Publié le 2025-12-12 05:24:00. La chute du dollar face aux principales devises, bien que prévue, a dépassé les attentes en 2025, avec des conséquences directes sur la rentabilité des entreprises européennes et françaises exportant vers les États-Unis.
- Le dollar a perdu en moyenne 10 % de sa valeur face aux grandes devises cette année.
- Les exportateurs européens pourraient voir leurs bénéfices diminuer d’environ 5 % en raison de cette faiblesse du dollar.
- Les entreprises du CAC 40 réalisent désormais un quart de leur chiffre d’affaires en Amérique du Nord, principalement aux États-Unis.
La dépréciation du dollar, anticipée par les marchés financiers, s’est avérée plus marquée que prévu. Si un repli était attendu, l’ampleur de la baisse a surpris les observateurs. Saxo Bank, par exemple, avait prédit une chute encore plus brutale, estimant que le billet vert pourrait perdre jusqu’à 20 % de sa valeur. En réalité, le dollar a reculé d’environ 10 % en moyenne par rapport aux principales devises internationales.
Cette évolution est particulièrement sensible pour les entreprises européennes et françaises qui vendent leurs produits et services aux États-Unis. La conversion de leurs revenus en dollars en euros entraîne une diminution de leurs profits consolidés.
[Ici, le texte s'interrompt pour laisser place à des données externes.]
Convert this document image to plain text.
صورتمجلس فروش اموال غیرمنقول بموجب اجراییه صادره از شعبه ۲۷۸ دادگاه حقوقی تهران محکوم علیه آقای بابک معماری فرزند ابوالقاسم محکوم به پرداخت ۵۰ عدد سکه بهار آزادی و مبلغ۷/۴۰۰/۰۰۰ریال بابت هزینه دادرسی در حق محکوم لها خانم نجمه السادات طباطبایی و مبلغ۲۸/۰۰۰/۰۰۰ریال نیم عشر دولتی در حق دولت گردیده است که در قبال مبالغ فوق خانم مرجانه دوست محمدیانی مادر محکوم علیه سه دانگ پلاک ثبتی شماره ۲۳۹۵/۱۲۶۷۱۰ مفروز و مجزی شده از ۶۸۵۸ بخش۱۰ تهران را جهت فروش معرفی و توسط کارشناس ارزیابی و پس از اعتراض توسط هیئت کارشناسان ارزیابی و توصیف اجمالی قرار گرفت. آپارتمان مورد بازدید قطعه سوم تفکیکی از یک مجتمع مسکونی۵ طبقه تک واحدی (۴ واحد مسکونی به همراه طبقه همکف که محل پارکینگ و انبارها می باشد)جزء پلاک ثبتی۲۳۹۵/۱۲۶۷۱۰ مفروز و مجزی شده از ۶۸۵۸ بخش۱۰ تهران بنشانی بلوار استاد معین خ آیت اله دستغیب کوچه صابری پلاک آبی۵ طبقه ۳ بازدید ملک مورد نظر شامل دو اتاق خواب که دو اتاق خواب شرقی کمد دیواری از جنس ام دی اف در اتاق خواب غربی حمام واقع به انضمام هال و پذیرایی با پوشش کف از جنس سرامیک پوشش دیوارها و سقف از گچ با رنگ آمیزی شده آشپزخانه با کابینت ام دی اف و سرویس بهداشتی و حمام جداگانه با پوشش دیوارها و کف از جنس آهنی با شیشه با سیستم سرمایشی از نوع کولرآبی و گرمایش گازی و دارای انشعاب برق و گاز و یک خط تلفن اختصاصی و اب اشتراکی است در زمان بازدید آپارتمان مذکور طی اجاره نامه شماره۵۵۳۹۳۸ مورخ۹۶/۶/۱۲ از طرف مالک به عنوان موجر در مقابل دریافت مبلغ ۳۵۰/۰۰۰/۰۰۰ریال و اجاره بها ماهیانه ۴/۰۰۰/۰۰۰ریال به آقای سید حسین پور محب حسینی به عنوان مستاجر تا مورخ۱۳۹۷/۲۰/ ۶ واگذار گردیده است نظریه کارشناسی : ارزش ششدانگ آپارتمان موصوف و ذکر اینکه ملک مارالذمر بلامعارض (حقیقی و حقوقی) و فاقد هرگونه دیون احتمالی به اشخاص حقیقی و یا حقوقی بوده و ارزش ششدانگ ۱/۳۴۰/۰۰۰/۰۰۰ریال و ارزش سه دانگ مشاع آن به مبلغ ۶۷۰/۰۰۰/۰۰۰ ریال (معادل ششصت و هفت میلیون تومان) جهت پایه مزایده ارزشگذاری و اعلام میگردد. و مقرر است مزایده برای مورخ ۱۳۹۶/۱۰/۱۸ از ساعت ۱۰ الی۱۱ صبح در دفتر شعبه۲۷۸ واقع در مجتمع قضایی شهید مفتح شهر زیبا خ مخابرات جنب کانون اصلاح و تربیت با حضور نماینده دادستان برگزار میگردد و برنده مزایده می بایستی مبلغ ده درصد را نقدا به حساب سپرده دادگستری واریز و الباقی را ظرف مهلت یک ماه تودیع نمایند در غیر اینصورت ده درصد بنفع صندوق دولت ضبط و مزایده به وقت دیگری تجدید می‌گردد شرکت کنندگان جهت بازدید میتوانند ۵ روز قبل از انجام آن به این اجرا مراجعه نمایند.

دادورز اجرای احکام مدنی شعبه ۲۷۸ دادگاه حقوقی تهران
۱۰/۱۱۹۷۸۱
Selon des sources de marché, la faiblesse actuelle du dollar pourrait peser sur les bénéfices des exportateurs européens, réduisant potentiellement leurs gains d’environ 5 %.
L’importance du marché américain pour les entreprises françaises est croissante. Selon une étude récente du cabinet EY, les groupes composant l’indice CAC 40 ont réalisé 25 % de leur chiffre d’affaires sur le continent nord-américain en 2024, une proportion largement concentrée aux États-Unis. Ce chiffre contraste fortement avec les 14 % enregistrés lors de la crise financière de 2008, année où l’euro avait atteint son plus haut niveau historique, à 1,56 dollar.
La situation actuelle rappelle les défis rencontrés par les entreprises lors des fluctuations passées des taux de change, soulignant la nécessité d’une gestion prudente des risques de change et d’une adaptation aux évolutions du marché.